Les vessies, dont la surface de nombreuses variétés de quinoa est entièrement recouverte, ressemblent à de petits ballons sur une tige. Crédit : Université de Copenhague
Entre autres choses, les cellules épidermiques de la vessie du quinoa contiennent de l’oxalique acideun composé également présent dans la rhubarbe, qui agit comme un poison mortel pour les ravageurs.
Les expériences ont également démontré que les cellules de la vessie protègent même le quinoa contre l’une des maladies bactériennes les plus courantes chez les plantes, Pseudomonas syringae. Cela se produit probablement parce que les cellules de la vessie recouvrent partiellement les stomates des feuilles de la plante, point d’entrée de nombreux envahisseurs bactériens.
« Notre hypothèse est que ces cellules de la vessie protègent également contre d’autres maladies des plantes comme le mildiou, une maladie fongique qui limite fortement les rendements du quinoa », explique Max Moog.
La clé d’un « super-quinoa » extra tolérant
Il existe des milliers de variétés de cette culture sud-américaine et la densité des cellules de la vessie à la surface de la plante varie d’une variété à l’autre. Mais de nombreux éléments suggèrent que la densité détermine l’efficacité de la protection des cellules de la vessie.

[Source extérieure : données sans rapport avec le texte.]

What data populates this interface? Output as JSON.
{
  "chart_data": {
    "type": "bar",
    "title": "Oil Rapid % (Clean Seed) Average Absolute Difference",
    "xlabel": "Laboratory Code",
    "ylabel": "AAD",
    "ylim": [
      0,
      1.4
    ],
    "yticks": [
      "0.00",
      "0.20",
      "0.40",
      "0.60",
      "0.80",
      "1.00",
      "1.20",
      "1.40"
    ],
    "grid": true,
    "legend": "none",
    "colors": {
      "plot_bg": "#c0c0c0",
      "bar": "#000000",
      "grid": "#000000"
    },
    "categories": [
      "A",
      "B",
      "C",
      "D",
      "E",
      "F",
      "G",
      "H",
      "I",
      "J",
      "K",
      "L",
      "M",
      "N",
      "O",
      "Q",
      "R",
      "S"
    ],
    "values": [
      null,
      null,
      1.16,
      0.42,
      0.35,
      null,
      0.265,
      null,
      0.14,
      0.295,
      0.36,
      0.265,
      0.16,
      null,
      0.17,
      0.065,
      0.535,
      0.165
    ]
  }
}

Vidéo de parasites (thrips) essayant d’attaquer une plante de quinoa. Crédit : Université de Copenhague
« Les variétés de quinoa avec une densité plus élevée de cellules vésicales sont probablement plus robustes contre les ravageurs et les maladies. En revanche, ils peuvent être légèrement moins tolérants au sel et à la sécheresse. Et vice versa. Ces variations ne changent rien au fait que le quinoa est généralement très résistant au sel et à la sécheresse. Mais l’explication doit être trouvée ailleurs que dans les cellules de la vessie », poursuit Max Moog :
« Grâce aux efforts visant à étendre la culture du quinoa dans le monde, les nouvelles connaissances peuvent être utilisées pour adapter la culture à diverses conditions régionales. Par exemple, le sud de l’Europe connaît des conditions très sèches, tandis que les ravageurs constituent un problème plus grave que la sécheresse dans le nord de l’Europe. Ici, dans le nord de l’Europe, il serait logique de se concentrer sur les variétés de quinoa densément couvertes de cellules vésicales.

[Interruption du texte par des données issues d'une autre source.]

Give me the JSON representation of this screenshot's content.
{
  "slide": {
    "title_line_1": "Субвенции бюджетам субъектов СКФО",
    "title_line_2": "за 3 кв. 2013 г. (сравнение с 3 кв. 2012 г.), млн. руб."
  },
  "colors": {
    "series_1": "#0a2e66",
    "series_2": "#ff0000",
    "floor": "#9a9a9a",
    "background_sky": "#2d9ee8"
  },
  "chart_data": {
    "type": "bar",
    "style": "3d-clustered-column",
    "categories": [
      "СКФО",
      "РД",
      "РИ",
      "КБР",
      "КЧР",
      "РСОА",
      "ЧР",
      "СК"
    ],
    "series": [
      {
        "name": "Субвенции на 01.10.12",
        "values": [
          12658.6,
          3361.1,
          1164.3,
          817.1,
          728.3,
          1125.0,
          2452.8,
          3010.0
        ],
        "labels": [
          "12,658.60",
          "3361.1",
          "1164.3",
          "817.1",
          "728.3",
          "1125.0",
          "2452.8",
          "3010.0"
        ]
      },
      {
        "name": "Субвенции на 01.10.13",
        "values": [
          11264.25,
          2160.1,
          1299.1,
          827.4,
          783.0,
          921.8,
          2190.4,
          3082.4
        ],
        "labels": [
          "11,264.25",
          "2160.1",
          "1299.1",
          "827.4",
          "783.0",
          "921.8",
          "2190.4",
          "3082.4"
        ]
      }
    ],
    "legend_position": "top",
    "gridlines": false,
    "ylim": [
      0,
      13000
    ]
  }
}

Selon Michael Palmgren, les nouveaux résultats fournissent une recette concrète pour savoir comment produire du « super-quinoa » relativement facilement :
« Jusqu’à présent, ces cellules de la vessie ont été ignorées lors de la sélection du quinoa. Si vous souhaitez une culture très résistante aux ravageurs et aux maladies, tout en restant tolérante au sel et à la sécheresse, vous pouvez choisir de sélectionner des variétés densément couvertes de cellules vésicales. Ainsi, nous disposons peut-être désormais d’un outil qui nous permet simplement de procéder à des croisements pour obtenir un « super-quinoa » extrêmement tolérant », explique Michael Palmgren.

Michael Palmgren et Max Moog de l’Université de Copenhague. Crédit : Université de Copenhague
Les résultats de la recherche ajoutent une nouvelle dimension à nos connaissances sur le quinoa. Jusqu’à présent, on savait très peu de choses sur la manière dont la plante se défend contre les attaques d’organismes hostiles.
« Nous savons désormais que le quinoa est non seulement tolérant aux facteurs de stress non biologiques comme la sécheresse et le sel, mais également aux influences biologiques telles que les ravageurs et les bactéries pathogènes. Et en même temps, nous avons découvert le secret de ces étranges cellules de la vessie. Cette recherche est un exemple de la façon dont ce qui est établi ne s’avère pas toujours vrai », conclut le professeur.
La recherche est financée par la Fondation Novo Nordisk et l’Université de Copenhague et le programme de recherche et d’innovation Horizon 2020 de l’Union européenne dans le cadre du programme de bourses Marie Skłodowska-Curie.